Her message with money came that Columbus was to return immediately to Santa
Fe, the City of Holy Faith, which the besieging Christian forces had over
come outside the massive walls of Granada. The Moors were about to surrender
and Columbus got to see.  (quite a moving description is given of the
"mounted Crusaders with white surplices with the red crosses blazing in the
sun".
   Very soon he spoke with the monarchs who were most receptive at this
moment to his Crusade "to discover new lands for the glory of God and His
Church and to spread the Gospel of the Holy Savior to the ends of the
earth."
    But at that moment he returned to his greedy, proud, distrusting,
ambitious self and demanded a tenth of all riches, etc. etc.  This stunned
the Isabella who sent him away. Luis de Santangel, a skilled diplomat,
persuaded her to change her mind and raise the money needed and sell her
jewels if necessary with the hope that enough gold would be found to launch
another Crusade to free the Holy Land.
    It took 8 months to ready the caravels under the direction of the Pizon
brothers.  Good ships were extremely hard to come by, because wealthy Jews
were frantically buying up all seaworthy ships to escape from the Spanish
Inquisition that was now focusing its attention on "Merranos" Jews who had
"converted" to Christianity, perhaps to escape mounting persecution or to
avoid having to leave their native soil.  With the Moors gone, only the Jews
remained to defile Spain's "purity".
   Columbus was allowed to invest 1/8 in the funding and to receive that
percentage of any profits.  His friends, Duke of Medina Celi and Santangel
probably loaned him the money.
    The book goes on for many pages to tell of Columbus' downward spiral
into greed and allowing his men to mistreat the only friendly natives in the
area.
=====================
Now taking the above information we see that it was but a short time from
returning from Iceland that In 1479 he married the Portuguese lady, Felipa
de Perestrello and lived in the Madeiras.  She was the descendant of one of
the Portuguese discoverers of the Madeiras.  She was also related by
marriage to the grandson, John Drummond, of Prince Henry Sinclair.  Henry
died just about 76 years before Columbus came to Iceland so surely people
were still speaking of his trip.  How was it that he met Felipa?  Did the
Templar network have something to do with this or did Henry recognize the
Drummond name and seek her out?  Felipa was also distantly related to Queen
Isabella.

=========
People have said that Columbus was a Jew.  OK with me but does that make
sense with what we read above.
(1) His physical description is at odds with the Jewish stereotype.

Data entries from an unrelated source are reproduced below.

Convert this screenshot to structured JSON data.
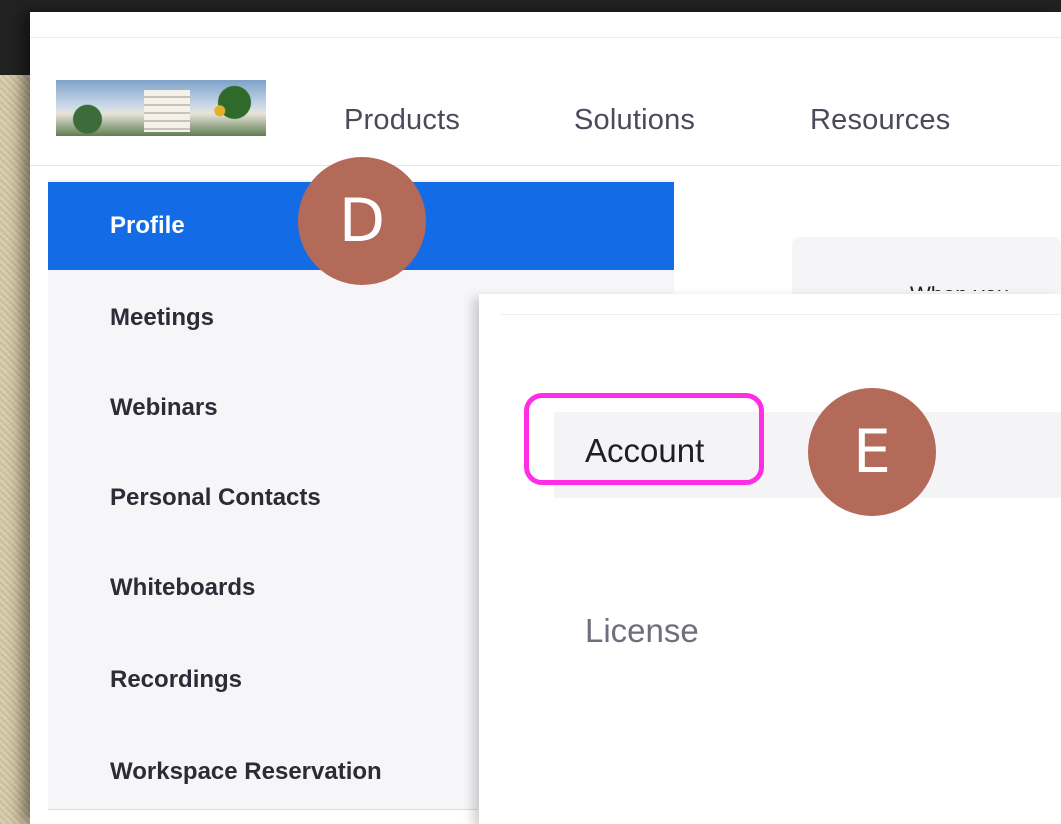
{
  "nav": {
    "links": [
      "Products",
      "Solutions",
      "Resources"
    ]
  },
  "sidebar": {
    "items": [
      {
        "label": "Profile",
        "active": true
      },
      {
        "label": "Meetings"
      },
      {
        "label": "Webinars"
      },
      {
        "label": "Personal Contacts"
      },
      {
        "label": "Whiteboards"
      },
      {
        "label": "Recordings"
      },
      {
        "label": "Workspace Reservation"
      }
    ]
  },
  "content": {
    "partial_text": "When you"
  },
  "dropdown": {
    "items": [
      "Account",
      "License"
    ]
  },
  "annotations": {
    "marker_d": "D",
    "marker_e": "E",
    "highlight_color": "#ff2ee6",
    "marker_color": "#b36a58"
  },
  "colors": {
    "accent": "#136ce6"
  }
}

(2) Would a Jew have named a son, Christopher "Christ Bearer".  I think that
Jews are very knowledgeable about the meaning of names.
(3)  His mother could have been a Jewess through which, I believe, the
Jewness passes usually but she could have been overruled by a Christian
husband???
(4) If the inquision was now singling out the Jews after the Moors were
expelled, would a Jew have been recommended by the confessor to the Queen?
(5)  Would she have allowed him to be leader of the expedition even offering
to sell her jewels for the project.
(6)  Would a Jew have been considered to head an expedition that would be
seeking gold to launch another Crusade?
(7)  Would the Catholic descendant of a renown explorer have married him?
(8) Would the Pinzons have worked so hard for him?
(9)  This book says that Columbus wrote passionately in his journal of his
desire to serve Christ and carry His Light to heathen lands.
(10) Perhaps he was converted before going to Spain but these converts were
the target of the Inquisition.

I wonder where the proof of his Jewish ancestry comes from?